Konomi Pharmacy, Higashi-Osone-tyo, Higashi-ku, Nagoya, Aichi, 461-0022, Japan.
AMR Clinical Reference Center, Disease Control and Prevention Center, National Center for Global Health and Medicine, 1-21-1, Toyama, Shinjuku-ku, Tokyo, 162-8655, Japan.
J Infect Chemother. 2020 Aug;26(8):858-861. doi: 10.1016/j.jiac.2020.04.008. Epub 2020 Apr 30.
In an 80-bed fee-based retirement home with nursing care, the dispatched-pharmacist has provided prescription recommendations to visiting physicians based on pathogen identification using Gram staining as part of an antimicrobial stewardship program. Thus, we evaluated the effects of pharmacist-supported antimicrobial stewardship. We calculated the total number of all antimicrobials and macrolides, fluoroquinolones, and cephalosporins prescriptions per 100 residents per month at the retirement home from January 2013 to December 2017. Using log-transformed monthly resident numbers with an offset before and after the intervention, we performed Poisson regression analyses that adjusted for monthly mean age. Interrupted time series analyses (ITSA) were conducted to examine the changes in the incidence rate ratios for the baseline and slope before and after the intervention. The total number of all antimicrobial prescriptions per 100 residents per month from 2013 to 2017 was 14.10, 18.51, 10.59, 5.41, and 3.90, respectively. Although there was a significant pre-intervention increase in the total number of all antimicrobial prescriptions, the intervention was followed by a significant decrease. There was also a significant reduction in the slope. ITSA of the changes in the prescription of macrolides and fluoroquinolones showed that there were significant pre-intervention increase and followed by a significant post-intervention decrease in the slope. There was no significant change in cephalosporin prescriptions by the intervention. Our study shows that pharmacist-supported AS can reduce antimicrobial prescriptions in a retirement home. Nevertheless, further studies are needed to collect and analyse more data on similar interventions.
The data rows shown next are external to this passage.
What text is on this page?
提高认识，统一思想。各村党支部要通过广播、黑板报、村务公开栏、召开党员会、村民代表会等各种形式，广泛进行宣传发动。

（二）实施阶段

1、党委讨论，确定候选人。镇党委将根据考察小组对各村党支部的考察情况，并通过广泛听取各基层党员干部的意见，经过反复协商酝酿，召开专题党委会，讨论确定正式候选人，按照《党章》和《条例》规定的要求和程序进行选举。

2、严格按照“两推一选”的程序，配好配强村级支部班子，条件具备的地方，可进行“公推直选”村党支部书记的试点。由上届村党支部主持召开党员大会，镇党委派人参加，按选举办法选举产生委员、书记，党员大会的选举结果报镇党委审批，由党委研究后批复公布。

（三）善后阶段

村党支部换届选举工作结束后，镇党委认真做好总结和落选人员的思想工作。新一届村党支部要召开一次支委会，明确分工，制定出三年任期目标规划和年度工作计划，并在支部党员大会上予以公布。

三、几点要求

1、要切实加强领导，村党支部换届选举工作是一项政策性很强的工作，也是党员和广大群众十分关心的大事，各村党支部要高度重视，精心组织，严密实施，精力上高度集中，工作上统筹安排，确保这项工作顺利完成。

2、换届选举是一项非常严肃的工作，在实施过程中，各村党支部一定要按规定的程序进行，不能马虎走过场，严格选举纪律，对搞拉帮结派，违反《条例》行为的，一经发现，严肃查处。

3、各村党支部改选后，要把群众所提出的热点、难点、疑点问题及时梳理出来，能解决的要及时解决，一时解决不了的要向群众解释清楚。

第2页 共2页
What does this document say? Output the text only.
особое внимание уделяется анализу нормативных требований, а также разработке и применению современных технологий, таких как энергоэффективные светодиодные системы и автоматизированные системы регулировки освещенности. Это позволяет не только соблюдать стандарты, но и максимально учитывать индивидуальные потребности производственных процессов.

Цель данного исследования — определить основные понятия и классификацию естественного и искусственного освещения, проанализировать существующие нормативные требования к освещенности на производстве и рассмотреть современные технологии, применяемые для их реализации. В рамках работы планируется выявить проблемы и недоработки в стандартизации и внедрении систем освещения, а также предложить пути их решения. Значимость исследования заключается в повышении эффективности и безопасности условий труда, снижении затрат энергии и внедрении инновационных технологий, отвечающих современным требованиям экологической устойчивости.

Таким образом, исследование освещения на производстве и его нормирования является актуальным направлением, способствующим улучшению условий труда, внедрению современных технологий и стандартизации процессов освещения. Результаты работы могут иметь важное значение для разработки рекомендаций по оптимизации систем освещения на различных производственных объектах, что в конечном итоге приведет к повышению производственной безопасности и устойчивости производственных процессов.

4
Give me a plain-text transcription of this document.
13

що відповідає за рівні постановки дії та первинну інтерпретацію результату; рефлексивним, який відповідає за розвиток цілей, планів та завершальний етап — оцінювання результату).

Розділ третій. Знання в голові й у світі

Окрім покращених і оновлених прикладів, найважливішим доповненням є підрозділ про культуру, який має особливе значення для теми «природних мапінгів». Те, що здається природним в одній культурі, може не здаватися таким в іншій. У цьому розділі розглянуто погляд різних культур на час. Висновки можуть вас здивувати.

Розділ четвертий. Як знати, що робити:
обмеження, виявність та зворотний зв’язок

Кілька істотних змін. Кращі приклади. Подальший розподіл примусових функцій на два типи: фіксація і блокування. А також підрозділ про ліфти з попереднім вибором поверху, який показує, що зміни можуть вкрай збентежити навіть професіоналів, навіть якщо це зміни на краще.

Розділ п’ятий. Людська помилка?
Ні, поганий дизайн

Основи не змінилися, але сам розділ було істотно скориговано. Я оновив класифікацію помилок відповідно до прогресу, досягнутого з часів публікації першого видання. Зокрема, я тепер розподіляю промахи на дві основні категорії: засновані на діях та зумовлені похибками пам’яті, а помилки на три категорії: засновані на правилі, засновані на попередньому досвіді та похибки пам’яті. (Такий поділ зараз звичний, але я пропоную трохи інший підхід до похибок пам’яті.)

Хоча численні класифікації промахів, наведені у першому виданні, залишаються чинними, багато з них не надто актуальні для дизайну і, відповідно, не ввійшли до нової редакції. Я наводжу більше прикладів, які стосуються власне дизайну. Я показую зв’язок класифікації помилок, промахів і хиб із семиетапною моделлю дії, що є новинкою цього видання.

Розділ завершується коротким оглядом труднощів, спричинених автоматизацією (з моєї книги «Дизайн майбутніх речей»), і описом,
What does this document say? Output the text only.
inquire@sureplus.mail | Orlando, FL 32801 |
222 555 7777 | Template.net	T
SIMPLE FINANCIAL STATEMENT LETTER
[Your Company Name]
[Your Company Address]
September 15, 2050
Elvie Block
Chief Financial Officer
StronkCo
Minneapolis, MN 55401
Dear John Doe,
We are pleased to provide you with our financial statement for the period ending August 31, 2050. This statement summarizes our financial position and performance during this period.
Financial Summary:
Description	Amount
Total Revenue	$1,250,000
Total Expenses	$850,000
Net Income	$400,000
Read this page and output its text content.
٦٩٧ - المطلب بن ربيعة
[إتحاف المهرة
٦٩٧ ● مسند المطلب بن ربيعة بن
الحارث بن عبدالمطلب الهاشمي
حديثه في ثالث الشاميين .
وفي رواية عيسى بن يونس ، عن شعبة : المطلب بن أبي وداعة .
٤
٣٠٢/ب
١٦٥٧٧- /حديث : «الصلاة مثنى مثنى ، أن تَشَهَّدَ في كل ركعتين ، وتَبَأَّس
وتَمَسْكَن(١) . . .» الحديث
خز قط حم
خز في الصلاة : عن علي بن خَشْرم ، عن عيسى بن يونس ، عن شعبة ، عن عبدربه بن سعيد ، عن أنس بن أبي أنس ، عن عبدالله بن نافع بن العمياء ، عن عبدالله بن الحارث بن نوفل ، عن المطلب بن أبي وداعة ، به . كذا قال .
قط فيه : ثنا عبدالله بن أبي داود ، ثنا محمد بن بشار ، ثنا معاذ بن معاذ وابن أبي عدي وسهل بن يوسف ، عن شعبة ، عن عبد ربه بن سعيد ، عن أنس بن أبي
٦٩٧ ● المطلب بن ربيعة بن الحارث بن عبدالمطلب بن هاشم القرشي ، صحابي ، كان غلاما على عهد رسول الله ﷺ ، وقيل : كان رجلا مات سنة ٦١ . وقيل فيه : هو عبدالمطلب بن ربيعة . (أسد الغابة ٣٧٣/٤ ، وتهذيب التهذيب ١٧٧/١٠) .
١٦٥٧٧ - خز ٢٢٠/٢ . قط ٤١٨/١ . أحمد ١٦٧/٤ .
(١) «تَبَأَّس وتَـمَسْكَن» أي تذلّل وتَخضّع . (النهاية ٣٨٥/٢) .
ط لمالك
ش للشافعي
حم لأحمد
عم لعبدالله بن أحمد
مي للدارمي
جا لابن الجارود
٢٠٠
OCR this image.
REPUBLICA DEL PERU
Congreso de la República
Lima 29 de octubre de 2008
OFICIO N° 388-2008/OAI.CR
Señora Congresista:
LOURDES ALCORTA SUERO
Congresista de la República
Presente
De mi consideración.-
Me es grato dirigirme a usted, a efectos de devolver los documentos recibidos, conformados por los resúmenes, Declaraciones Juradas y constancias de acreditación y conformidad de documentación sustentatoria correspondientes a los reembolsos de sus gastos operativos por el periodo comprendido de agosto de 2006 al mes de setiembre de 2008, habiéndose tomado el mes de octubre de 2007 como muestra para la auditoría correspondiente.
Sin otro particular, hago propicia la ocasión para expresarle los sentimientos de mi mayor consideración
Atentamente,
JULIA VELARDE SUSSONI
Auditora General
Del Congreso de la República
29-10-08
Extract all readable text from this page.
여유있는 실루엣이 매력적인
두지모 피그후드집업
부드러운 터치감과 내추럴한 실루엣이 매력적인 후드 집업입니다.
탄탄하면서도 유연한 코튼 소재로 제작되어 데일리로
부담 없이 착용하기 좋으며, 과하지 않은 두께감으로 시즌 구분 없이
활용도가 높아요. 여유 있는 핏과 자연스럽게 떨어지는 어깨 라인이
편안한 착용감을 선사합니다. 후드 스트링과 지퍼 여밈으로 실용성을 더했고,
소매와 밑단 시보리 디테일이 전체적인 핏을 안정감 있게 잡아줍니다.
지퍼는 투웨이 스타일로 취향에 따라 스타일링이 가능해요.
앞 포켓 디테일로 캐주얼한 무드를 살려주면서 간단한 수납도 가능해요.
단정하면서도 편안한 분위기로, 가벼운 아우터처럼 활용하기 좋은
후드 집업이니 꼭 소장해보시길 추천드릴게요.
在一家有 80 张床位、收取费用、提供护理服务的退休之家,药剂师根据革兰氏染色进行病原鉴定,为来访医生提供处方建议,这是一项抗菌药物管理计划的一部分。因此,我们评估了药剂师支持的抗菌药物管理的效果。我们计算了 2013 年 1 月至 2017 年 12 月期间,该养老院每 100 名居民每月所有抗菌药物和大环内酯类、氟喹诺酮类和头孢菌素类药物的总处方数。使用干预前后对数转换的每月居民人数,并在对数转换前和对数转换后进行偏移,我们进行泊松回归分析,调整了每月平均年龄。我们进行了中断时间序列分析(ITSA),以检验干预前后基线和斜率的发病率比值的变化。2013 年至 2017 年,每 100 名居民每月所有抗菌药物处方总数分别为 14.10、18.51、10.59、5.41 和 3.90。尽管所有抗菌药物处方的总数在干预前呈显著增加趋势,但干预后显著减少。斜率也有显著下降。大环内酯类和氟喹诺酮类药物处方变化的 ITSA 显示,斜率在干预前呈显著增加趋势,随后在干预后显著下降。头孢菌素类药物的处方没有显著变化。我们的研究表明,药剂师支持的 AS 可以减少退休之家的抗菌药物处方。然而,需要进一步研究收集和分析更多类似干预措施的数据。